Handling Trauma: Charlie Fox and Jessica Jones
Why do these characters stand out for me, when it comes to the way trauma is explored or expressed within a narrative?
First of all, it’s that they have a voice, and a nuanced one at that. Secondly, that their voices persist. As rape survivors, their experiences fill and inform the writing, from start to finish, not as a plot point inserted into the vacuum of a single chapter or episode.
Let’s start with Zoe Sharp’s Charlie Fox.
There are so many books, so many films, where Charlie’s character is the five minute opening motivation for (a male) someone else. Her contribution to narrative a sacrificial sketch. A body to experience the act of trauma itself, maybe the immediate aftermath and fall out, only to be discarded for the remainder of the story. Yes, there might be a brief return at the end to pin the metaphorical medal of justice-will-be-done upon the protagonist’s chest. But she’s a pretext for someone else’s act of rescue or revenge. Her own place in it all, erased.
But not with Zoe Sharp.
In Killer Instinct, book one of a series, the narrative sits squarely with Charlie, ex-special forces trainee. The voice centered is that of the survivor as protagonist, how she feels, and this never waivers.

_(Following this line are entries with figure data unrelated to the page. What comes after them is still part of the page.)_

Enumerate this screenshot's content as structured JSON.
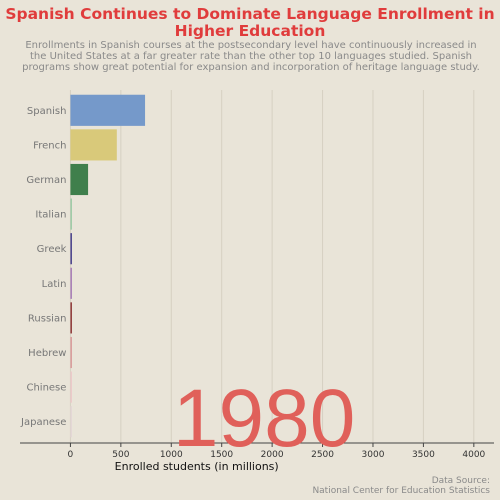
{
  "chart_data": {
    "type": "bar",
    "orientation": "horizontal",
    "title": "Spanish Continues to Dominate Language Enrollment in Higher Education",
    "subtitle": "Enrollments in Spanish courses at the postsecondary level have continuously increased in the United States at a far greater rate than the other top 10 languages studied. Spanish programs show great potential for expansion and incorporation of heritage language study.",
    "xlabel": "Enrolled students (in millions)",
    "ylabel": "",
    "xlim": [
      -500,
      4200
    ],
    "xticks": [
      0,
      500,
      1000,
      1500,
      2000,
      2500,
      3000,
      3500,
      4000
    ],
    "grid": true,
    "categories": [
      "Spanish",
      "French",
      "German",
      "Italian",
      "Greek",
      "Latin",
      "Russian",
      "Hebrew",
      "Chinese",
      "Japanese"
    ],
    "values": [
      740,
      460,
      175,
      15,
      12,
      10,
      8,
      6,
      4,
      3
    ],
    "colors": [
      "#7599ca",
      "#d9c97a",
      "#3f7f4c",
      "#9ccaa5",
      "#463f8a",
      "#a67bb6",
      "#8e3535",
      "#d99a9a",
      "#ecc8c8",
      "#e4d6d6"
    ],
    "annotation": "1980",
    "source_lines": [
      "Data Source:",
      "National Center for Education Statistics"
    ]
  }
}
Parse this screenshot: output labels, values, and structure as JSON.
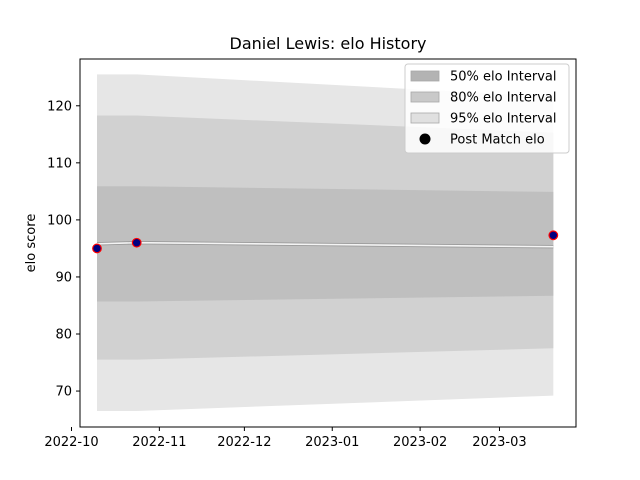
{
  "chart_data": {
    "type": "line",
    "title": "Daniel Lewis: elo History",
    "xlabel": "",
    "ylabel": "elo score",
    "xlim": [
      "2022-10-04",
      "2023-03-28"
    ],
    "ylim": [
      63.7,
      128.2
    ],
    "x_ticks": [
      "2022-10",
      "2022-11",
      "2022-12",
      "2023-01",
      "2023-02",
      "2023-03"
    ],
    "y_ticks": [
      70,
      80,
      90,
      100,
      110,
      120
    ],
    "grid": false,
    "legend_position": "top-right",
    "series": [
      {
        "name": "95% elo Interval",
        "kind": "band",
        "color": "#e6e6e6",
        "x": [
          "2022-10-10",
          "2022-10-24",
          "2023-03-20"
        ],
        "lower": [
          66.5,
          66.5,
          69.2
        ],
        "upper": [
          125.5,
          125.5,
          121.6
        ]
      },
      {
        "name": "80% elo Interval",
        "kind": "band",
        "color": "#d1d1d1",
        "x": [
          "2022-10-10",
          "2022-10-24",
          "2023-03-20"
        ],
        "lower": [
          75.5,
          75.5,
          77.5
        ],
        "upper": [
          118.3,
          118.3,
          115.3
        ]
      },
      {
        "name": "50% elo Interval",
        "kind": "band",
        "color": "#bfbfbf",
        "x": [
          "2022-10-10",
          "2022-10-24",
          "2023-03-20"
        ],
        "lower": [
          85.7,
          85.7,
          86.7
        ],
        "upper": [
          105.9,
          105.9,
          104.9
        ]
      },
      {
        "name": "",
        "kind": "line",
        "color": "#f4f4f4",
        "x": [
          "2022-10-10",
          "2022-10-24",
          "2023-03-20"
        ],
        "values": [
          95.8,
          96.0,
          95.3
        ]
      },
      {
        "name": "Post Match elo",
        "kind": "scatter",
        "color": "#000080",
        "edge_color": "#ff0000",
        "x": [
          "2022-10-10",
          "2022-10-24",
          "2023-03-20"
        ],
        "values": [
          95.0,
          96.0,
          97.3
        ]
      }
    ],
    "legend": [
      {
        "label": "50% elo Interval",
        "marker": "patch",
        "color": "#b3b3b3"
      },
      {
        "label": "80% elo Interval",
        "marker": "patch",
        "color": "#c9c9c9"
      },
      {
        "label": "95% elo Interval",
        "marker": "patch",
        "color": "#e0e0e0"
      },
      {
        "label": "Post Match elo",
        "marker": "circle",
        "color": "#000000"
      }
    ]
  }
}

More than that, although there’s much-needed nuance around flashbacks and on-going power of such events, the act of trauma itself is part of the past. The rape doesn’t take place in real time on-page for the reader. And especially not with the kind of queasy pornified lingering over that person’s fear that seems to dominate so many tv portrayals in the name of realism. A profoundly psychological event narrowed to physical spectacle and commodified shock tactics.
Rather, like Jessica Jones, the focus is on the long-term aftermath; the unfolding twisty bumpy path of individual recovery that re-orientates the character around their hard-won sense of self, not the rape event itself. There are no simple fixes, no quick shortcuts, and no perscriptive way of dealing with it. Just long ongoing work and a deep sense of understanding for the ways in which its ripple effects touch everything else that happens after.
Most-especially, having experienced deep violation, the characters’ responses to being threatened again are shown to be forever changed. Knowing intimately the cost of such events, the freeze or flight reflex is replaced by an intense instinct to fight, at all costs.
And the instinct to protect others from the same, in a way they themselves were not.
Charlie Fox’s story begins with her fight to uncover a new predator attacking vulnerable women in her local area, where she works as a self-defence instructor. Meanwhile, gifted but self-destructive PI, Jessica Jones, faces the return of her past rapist and stalker, who is intent on establishing control once more.
Both protagonists experience significant physical and emotional costs to defeating opponents a second time round. But, as survivors, they reject further surrender to reach a new sense of agreement with themselves and their futures. And, although the past events will always be a significant part of their identity, they are also not the sum of it.
Circumstances may have set them on this path, but they choose where they go next.
Too often trauma in books and film is treated as a passing event. Hastily sketched in limited dimensions without a real exploration of impact on identity or decision making. And the narrative is poorer for it.
After all, only through better writing of trauma, can we in turn explore, depict and celebrate resilience in the way it truly deserves.